Neredeyse her köyden hatta her aileden birer Mehmedin katıldığı 253 bin şehidin verildiği Çanakkale Destanının okullarda ders olarak anlatılması, sadece zafer haftasında değil, sene boyunca okullarda yapılan organizelerle bütün Türkiyeden gençlerin gruplar halinde götürülerek o mukaddes toprakların gezdirilmesi, o topraklar altında yatan Mehmet Akif ERSOYun tarifiyle “Bedrin Arslanları kadar şanlı” şehitlerimiz için filmler yapılması, tiyatrolar sahnelenmesi gençliğimizi bilgilendirecek, bilinçlendirecek ve hem kendi adlarına, hem aileleri adına, hem de Yüce Türk milleti adına çok daha faydalı bireyler olmalarına vesile olacaktır.

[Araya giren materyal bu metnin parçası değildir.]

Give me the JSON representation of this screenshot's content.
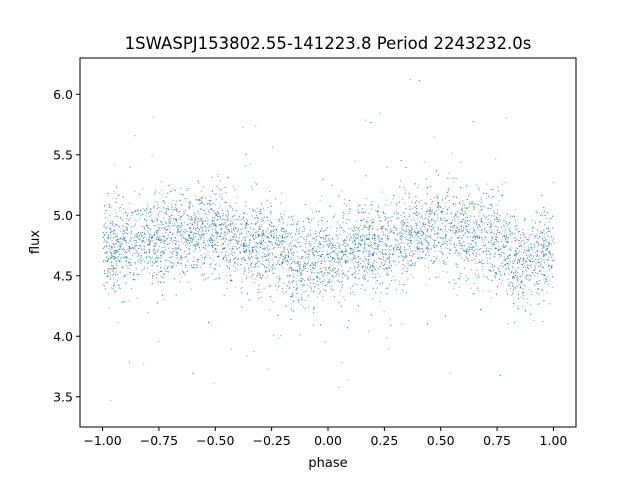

İşte bu yazımı hazırlarken aldığım bir davet tevafukun böylesi dedirtti bana… Çanakkale Zaferinin 100. Yıldönümüne denk gelen 18 Mart 2015 Çarşamba akşamı saat: 18.30da Şair Nabi Kültür Merkezinde (Eski Belediye Sineması) “100. Yılında 100 Bozkurt Çanakkale Şehitlerini Anıyor” adlı tiyatro gösterisi ardından da şehitlerin ruhu için Mevlüt okunacak olan programı Ülkü Ocakları Eğitim ve Kültür Vakfı organize ediyor. Bu anlamlı programa ailece katılarak şehitlerimize birer Fatiha yollamak her Türk evladının asli görevidir.
Çanakkale ruhuna sahip gençlerin yetişmesi dileklerimle, bütün şehitlerimizin manevi huzurlarında saygı ile eğiliyorum.